Auteur : Collectif, RUANI Flavia
Le christianisme syriaque s’est construit au fil du temps au contact des principales religions de l’Asie occidentale où il évolua. Les controverses avec le judaïsme, le manichéisme, le zoroastrisme et l’islam ont profondément marqué son identité et reflètent le regard que les communautés syriaques ont porté sur les autres, les percevant comme adversaires du présent ou du passé, selon les époques et les régions. Mais la controverse est aussi au cœur de l’histoire interne des chrétientés syriaques : des discours antagonistes s’y sont développés, menant à la scission en courants qui se considéraient mutuellement comme déviants. Le cas le plus célèbre est la controverse qui opposa syro-orthodoxes et syro-orientaux, mais la littérature syriaque révèle de nombreuses autres variantes chrétiennes encore largement méconnues de ces Églises.
L’étude des controverses religieuses en monde syriaque ne relève pas seulement de la dimension proprement dogmatique et théologique, mais ouvre aussi une fenêtre unique sur l’histoire sociale et culturelle des communautés syriaques. Les controverses ont un impact institutionnel, avec la constitution d’Églises séparées ; elles ont une dimension politique, émanant de communautés minoritaires, non-impériales, à Byzance comme dans l’empire perse, puis dans le monde islamique et dans les États latins. Elles possèdent enfin une épaisseur littéraire et apologétique : défiant le cloisonnement des genres, la controverse se retrouve à tous les niveaux d’expression de la vie communautaire, incluant traités polémiques, chroniques, textes apocryphes, livres liturgiques, vies de saints et actes de martyrs, et elle a ses propres codes rhétoriques et stylistiques.

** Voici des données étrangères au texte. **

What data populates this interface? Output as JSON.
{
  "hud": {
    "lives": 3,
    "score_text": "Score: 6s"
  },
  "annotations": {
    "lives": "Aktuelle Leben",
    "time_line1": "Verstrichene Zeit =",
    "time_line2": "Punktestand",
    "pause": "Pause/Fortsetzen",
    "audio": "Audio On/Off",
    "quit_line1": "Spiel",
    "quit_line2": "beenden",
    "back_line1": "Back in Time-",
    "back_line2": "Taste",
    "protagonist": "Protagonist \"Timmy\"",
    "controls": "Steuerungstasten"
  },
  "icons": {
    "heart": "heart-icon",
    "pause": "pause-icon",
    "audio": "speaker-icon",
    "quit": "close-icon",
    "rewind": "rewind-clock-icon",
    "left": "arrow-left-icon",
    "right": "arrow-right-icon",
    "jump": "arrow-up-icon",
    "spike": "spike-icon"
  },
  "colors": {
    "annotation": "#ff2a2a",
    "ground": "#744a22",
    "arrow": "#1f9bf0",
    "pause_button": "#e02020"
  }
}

Ce volume collectif offre une vue d’ensemble à jour, inexistante par ailleurs, des controverses religieuses en syriaque, depuis les premiers siècles (IIIe-IVe s.) jusqu’au Moyen Âge (XIVe s.). Il privilégie les analyses de controverses particulières, selon une approche à la fois historique, littéraire et philologique. Les auteurs étudient la part de l’écriture dans la controverse et réfléchissent à la relation entre littérature et réalité, discours de vérité et faits historiques, en dégageant autant que possible les controverses réelles des controverses imaginées et en retraçant la réalité historique des rapports interreligieux décrits par les sources. Dans ce panorama, on voit finalement comment chaque controverse, individuelle en apparence, s’articule en fait avec une ou plusieurs autres ; comment les stratégies polémiques passent d’une cible à l’autre – les adversaires se mélangent et on accuse l’un pour viser l’autre – ; comment les accusations naissent, disparaissent, puis refont surface pour servir les propos de nouvelles controverses.
Cet ouvrage de synthèse cherche à saisir les spécificités syriaques de la controverse par rapport à d’autres traditions, tout en en relevant les emprunts et les legs, et s’adresse donc aussi bien aux syriacisants qu’aux historiens des religions de l’Asie occidentale et plus généralement à tous ceux qui s’intéressent aux débats interreligieux.